Erschienen München: Oldenbourg, 2009
Seitenanzahl 96
ISBN 978-3-637-00553-2
Geeignet für Nordrhein-Westfalen
Rezensiert von Nordbruch, Götz (Wissenschaftler), 21. September 2012

Rezension von Nordbruch, Götz (Wissenschaftler)


Einleitung
Das Schulbuch zielt darauf, die Schülerinnen und Schüler in „ihrer Identität als Muslim/Muslima und ihrer Zugehörigkeit zur Gemeinschaft der Muslime (zu stärken, G.N.). Es gibt ihnen Orientierungshilfen und unterstützt sie, ihren Platz in einer Gesellschaft zu finden, die durch kulturelle, religiöse und weltanschauliche Vielfalt gekennzeichnet ist." (4) Damit folgen die Autoren einer in der pädagogischen Debatte oft geäußerten Einschätzung, nach der eine gefestigte religiöse Identität die Begegnung mit Angehörigen anderer Religionsgemeinschaften erleichtere. In diesem Sinne räumen die Autoren der Auseinandersetzung mit dem Christentum und Judentum einigen Raum ein. Hier geht es ihnen darum, über das Wissen um die Gemeinsamkeiten und die Unterschiede das Besondere der eigenen Religion erfahrbar zu machen und eine Identifikation mit dem Islam zu ermöglichen. Dabei beschränkt sich die Auseinandersetzung mit Diversität und Differenz allerdings ausdrücklich auf die nicht-muslimischen Teile der Gesellschaft. Das Schulbuch, so erklären die Autoren im Vorwort, „thematisiert nicht die Vielfalt konfessioneller Orientierungen (im Islam, G.N.), sondern vermittelt religiöse Grundlagen, auf die sich die Mehrheit der Muslime bezieht." (4)
Dementsprechend bilden die „fünf Säulen des Islam" und die „sechs Glaubenssätze des Islam" den Rahmen des Schulbuchs. Das Glaubensbekenntnis, das Gebet, das Fasten, das Spenden und die Pilgerfahrten werden den Unterrichtseinheiten in einer doppelseitigen Illustration einer Moschee, die auf diesen fünf Pfeilern ruht, vorangestellt. Den Abschluss des Buches bildet eine kurze Zusammenfassung der Glaubenssätze, die den Kern des islamischen Glaubens in seiner mehrheitlichen Deutung ausmachen.

Aufbau/Struktur
Das Buch selbst gliedert sich in zehn Einheiten, von denen die ersten fünf im ersten Schuljahr behandelt werden: „Ich, Familie, Gemeinschaft", „Die Schöpfung", „Mit Gott sprechen und beten", „Die Propheten und der Koran" und „Der Islam und andere Religionen". Die Themen der folgenden fünf Unterrichtseinheiten für das zweite Schuljahr sind mit jenen des ersten Schuljahrs identisch, behandeln diese Themen allerdings auf einem entsprechend höheren Niveau.

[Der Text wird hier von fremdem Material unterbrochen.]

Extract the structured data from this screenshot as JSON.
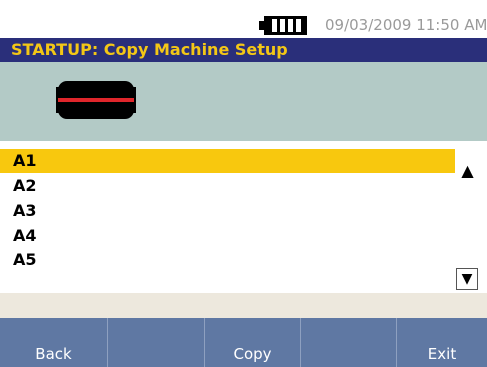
{
  "status": {
    "battery_icon": "battery-full-icon",
    "datetime": "09/03/2009 11:50 AM"
  },
  "title": "STARTUP: Copy Machine Setup",
  "device": {
    "icon": "copy-machine-icon",
    "accent_color": "#e0262b"
  },
  "list": {
    "items": [
      "A1",
      "A2",
      "A3",
      "A4",
      "A5"
    ],
    "selected": "A1",
    "scroll_up_glyph": "▲",
    "scroll_down_glyph": "▼"
  },
  "softkeys": [
    {
      "label": "Back"
    },
    {
      "label": ""
    },
    {
      "label": "Copy"
    },
    {
      "label": ""
    },
    {
      "label": "Exit"
    }
  ],
  "colors": {
    "title_bg": "#2a2f7a",
    "title_fg": "#f3c716",
    "device_bg": "#b3cac6",
    "selection": "#f8c80e",
    "softkey_bg": "#5f78a3"
  }
}
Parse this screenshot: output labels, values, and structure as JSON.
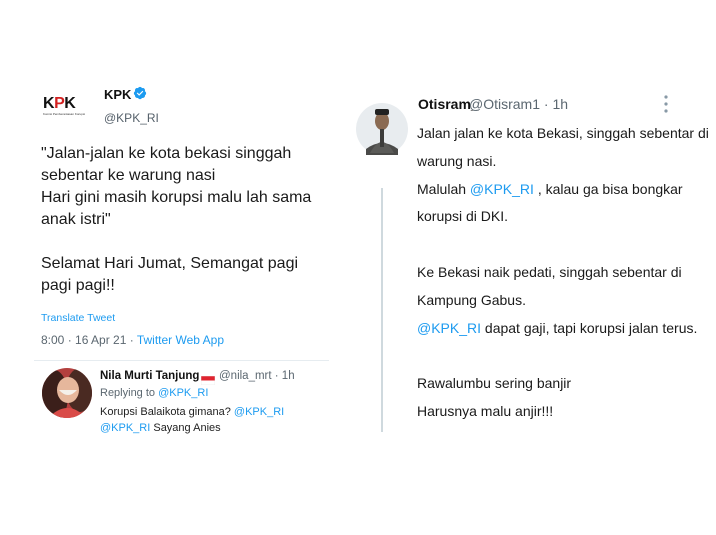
{
  "kpk_tweet": {
    "logo_text": "KPK",
    "logo_subtitle": "Komisi Pemberantasan Korupsi",
    "display_name": "KPK",
    "handle": "@KPK_RI",
    "text_lines": [
      "\"Jalan-jalan ke kota bekasi singgah",
      "sebentar ke warung nasi",
      "Hari gini masih korupsi malu lah sama",
      "anak istri\"",
      "",
      "Selamat Hari Jumat, Semangat pagi",
      "pagi pagi!!"
    ],
    "translate_label": "Translate Tweet",
    "time": "8:00 · 16 Apr 21 · ",
    "source": "Twitter Web App"
  },
  "reply": {
    "display_name": "Nila Murti Tanjung",
    "handle": "@nila_mrt · 1h",
    "replying_to_prefix": "Replying to ",
    "replying_to_handle": "@KPK_RI",
    "body_line1_text": "Korupsi Balaikota gimana? ",
    "body_line1_mention": "@KPK_RI",
    "body_line2_mention": "@KPK_RI",
    "body_line2_text": " Sayang Anies",
    "flag_colors": [
      "#e0242f",
      "#ffffff"
    ]
  },
  "otisram_tweet": {
    "display_name": "Otisram_",
    "handle": "@Otisram1 · 1h",
    "line1": "Jalan jalan ke kota Bekasi, singgah sebentar di",
    "line2": "warung nasi.",
    "line3_prefix": "Malulah ",
    "line3_mention": "@KPK_RI",
    "line3_suffix": " , kalau ga bisa bongkar",
    "line4": "korupsi di DKI.",
    "line5": "Ke Bekasi naik pedati, singgah sebentar di",
    "line6": "Kampung Gabus.",
    "line7_mention": "@KPK_RI",
    "line7_suffix": " dapat gaji, tapi korupsi jalan terus.",
    "line8": "Rawalumbu sering banjir",
    "line9": "Harusnya malu anjir!!!"
  },
  "colors": {
    "accent_link": "#1d9bf0",
    "kpk_red": "#d32020",
    "muted_text": "#5b6770",
    "thread_line": "#cfd9de"
  },
  "icons": {
    "verified": "verified-badge-icon",
    "more": "more-vertical-icon",
    "flag": "indonesia-flag-icon"
  }
}
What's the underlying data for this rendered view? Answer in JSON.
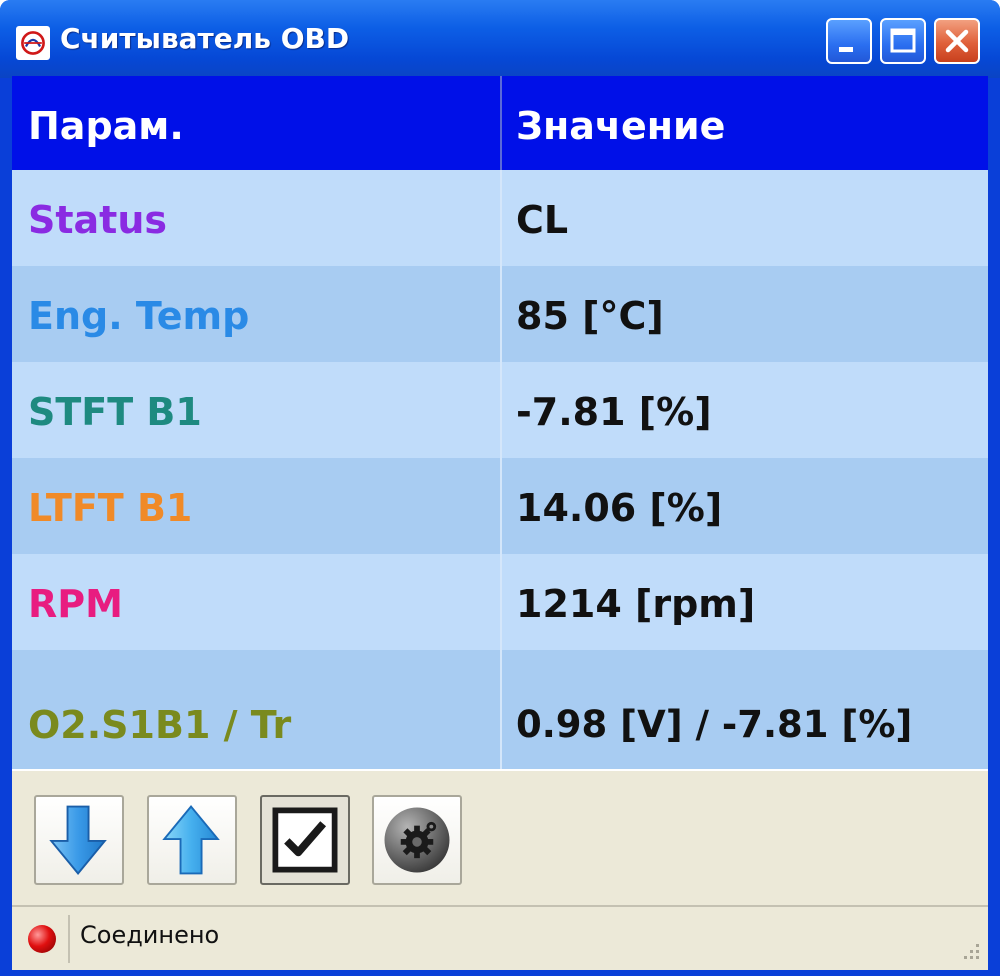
{
  "window": {
    "title": "Считыватель OBD"
  },
  "grid": {
    "headers": {
      "param": "Парам.",
      "value": "Значение"
    },
    "rows": [
      {
        "param": "Status",
        "value": "CL",
        "color": "#8a2be2"
      },
      {
        "param": "Eng. Temp",
        "value": "85 [°C]",
        "color": "#2a8ae6"
      },
      {
        "param": "STFT B1",
        "value": "-7.81 [%]",
        "color": "#1e8a80"
      },
      {
        "param": "LTFT B1",
        "value": "14.06 [%]",
        "color": "#f08a28"
      },
      {
        "param": "RPM",
        "value": "1214 [rpm]",
        "color": "#e81c80"
      },
      {
        "param": "O2.S1B1 / Tr",
        "value": "0.98 [V] / -7.81 [%]",
        "color": "#7a8a1e"
      }
    ]
  },
  "toolbar": {
    "buttons": [
      {
        "icon": "arrow-down-icon"
      },
      {
        "icon": "arrow-up-icon"
      },
      {
        "icon": "checkmark-icon"
      },
      {
        "icon": "gear-icon"
      }
    ]
  },
  "status": {
    "text": "Соединено",
    "indicator_color": "#e01010"
  }
}
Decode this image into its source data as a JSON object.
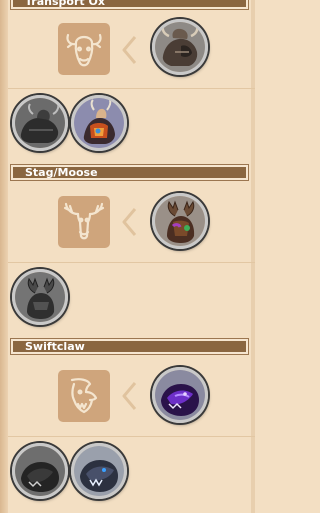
{
  "sections": [
    {
      "title": "Transport Ox",
      "type_icon": "ox-head-icon",
      "evolved_token": "transport-ox-mount-icon",
      "tokens": [
        "transport-ox-dark-token-icon",
        "transport-ox-red-token-icon"
      ]
    },
    {
      "title": "Stag/Moose",
      "type_icon": "moose-head-icon",
      "evolved_token": "stag-moose-mount-icon",
      "tokens": [
        "stag-moose-dark-token-icon"
      ]
    },
    {
      "title": "Swiftclaw",
      "type_icon": "swiftclaw-head-icon",
      "evolved_token": "swiftclaw-purple-mount-icon",
      "tokens": [
        "swiftclaw-dark-token-icon",
        "swiftclaw-blue-token-icon"
      ]
    }
  ],
  "colors": {
    "background": "#f3dfc3",
    "header_bar": "#8a6640",
    "type_icon_bg": "#cfa57c",
    "type_icon_line": "#f4e5cf"
  }
}
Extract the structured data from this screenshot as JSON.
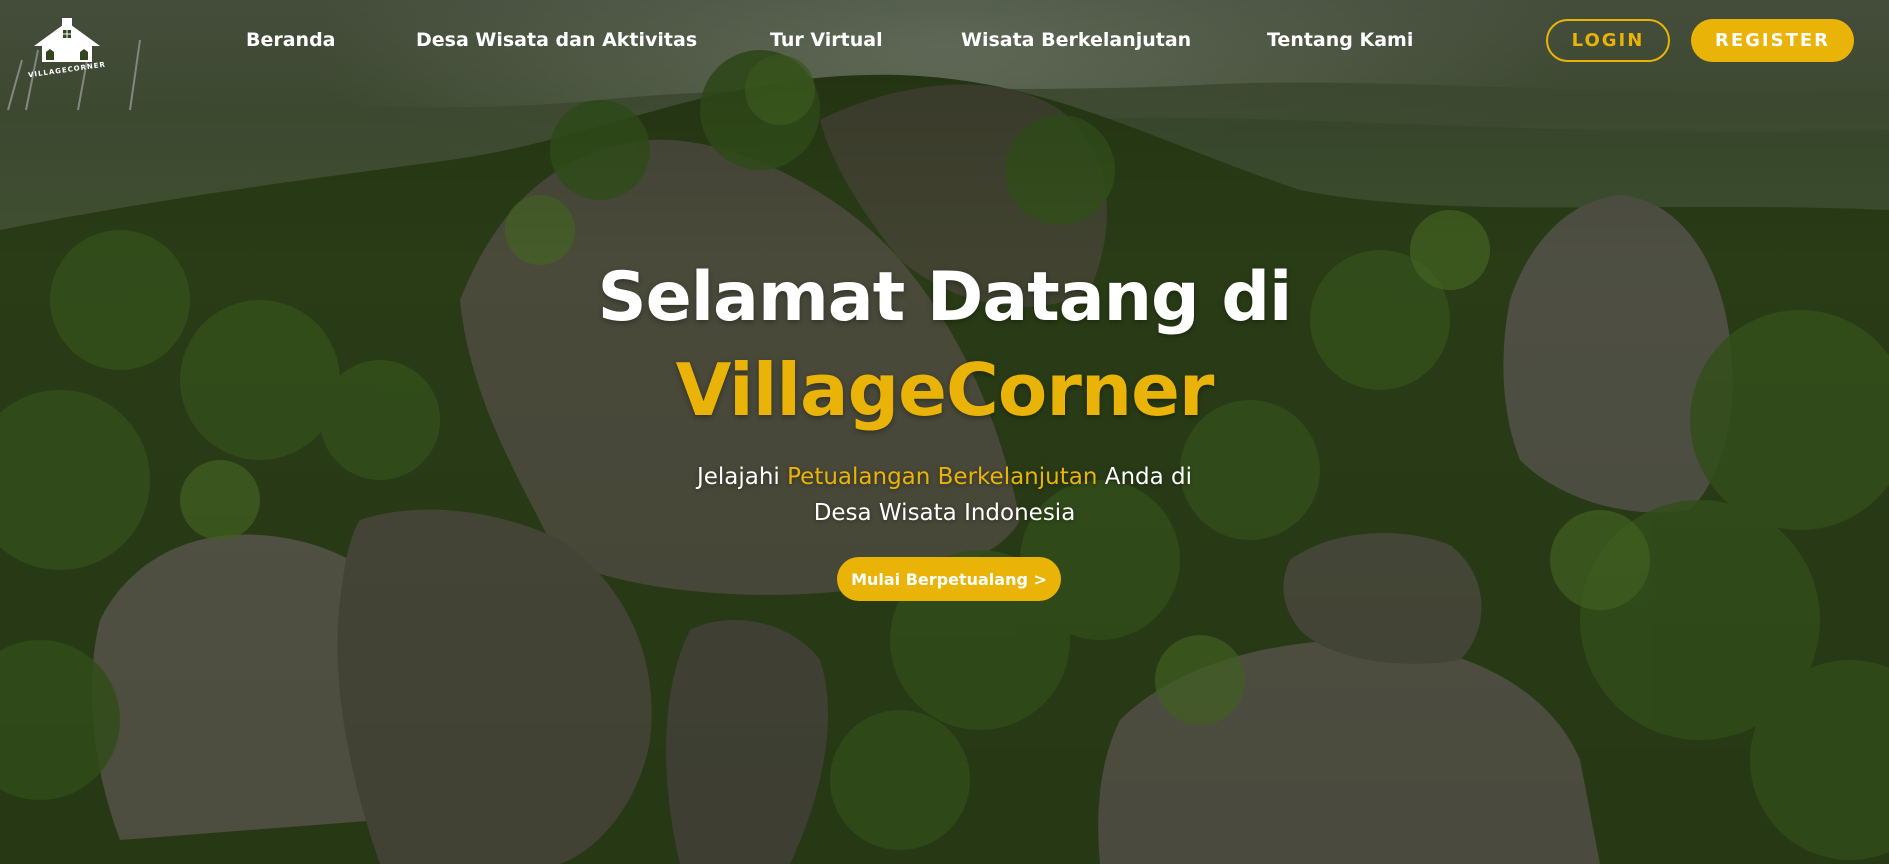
{
  "brand": {
    "logo_text": "VILLAGECORNER",
    "accent_color": "#eab308"
  },
  "nav": {
    "links": [
      {
        "label": "Beranda"
      },
      {
        "label": "Desa Wisata dan Aktivitas"
      },
      {
        "label": "Tur Virtual"
      },
      {
        "label": "Wisata Berkelanjutan"
      },
      {
        "label": "Tentang Kami"
      }
    ],
    "login_label": "LOGIN",
    "register_label": "REGISTER"
  },
  "hero": {
    "title_line1": "Selamat Datang di",
    "title_line2": "VillageCorner",
    "subtitle_prefix": "Jelajahi",
    "subtitle_highlight": "Petualangan Berkelanjutan",
    "subtitle_suffix": "Anda di",
    "subtitle_line2": "Desa Wisata Indonesia",
    "cta_label": "Mulai Berpetualang >"
  }
}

Inhalte und didaktische Umsetzung
Die jeweils erste Unterrichtseinheit widmet sich dem unmittelbaren persönlichen Umfeld der Schüler und thematisiert Freundschaft, Familie und individuelle Interessen und Vorlieben. Dabei werden Rollenverteilungen in der Familie ebenso angesprochen wie Konflikte, die sich im Zusammenleben ergeben. Betont wird hier die Notwendigkeit, sich auch als Kind in den familiären Alltag einzubringen, ohne dass dabei eindeutige Geschlechterrollen vorgegeben werden. In diesem Zusammenhang wird auch auf die unterschiedlichen Biographien hingewiesen, von denen Muslime in Deutschland geprägt sind. Neben Kindern, die in Deutschland geboren wurden, kommen hier auch solche zu Wort, die in Bosnien und Afghanistan zur Welt kamen und erst später – aus unterschiedlichen Gründen – mit ihren Familien nach Deutschland emigrierten. Eine ausdrücklich religiöse Perspektive wird erst in der zweiten Unterrichtseinheit sichtbar, in der es um die Schöpfung durch Gott geht. Allah – der Begriff wird im Schulbuch synonym mit dem Wort Gott verwendet – ist der, „der die ganze Welt geschaffen hat". (25) Die ausgewählten Texte spiegeln auch hier nicht immer ausdrücklich islamische Sichtweisen. Mit Gedichten, in denen es ganz allgemein um die Natur und den Menschen geht, werden ganz allgemeine Fragen über den Ursprung der Welt aufgeworfen.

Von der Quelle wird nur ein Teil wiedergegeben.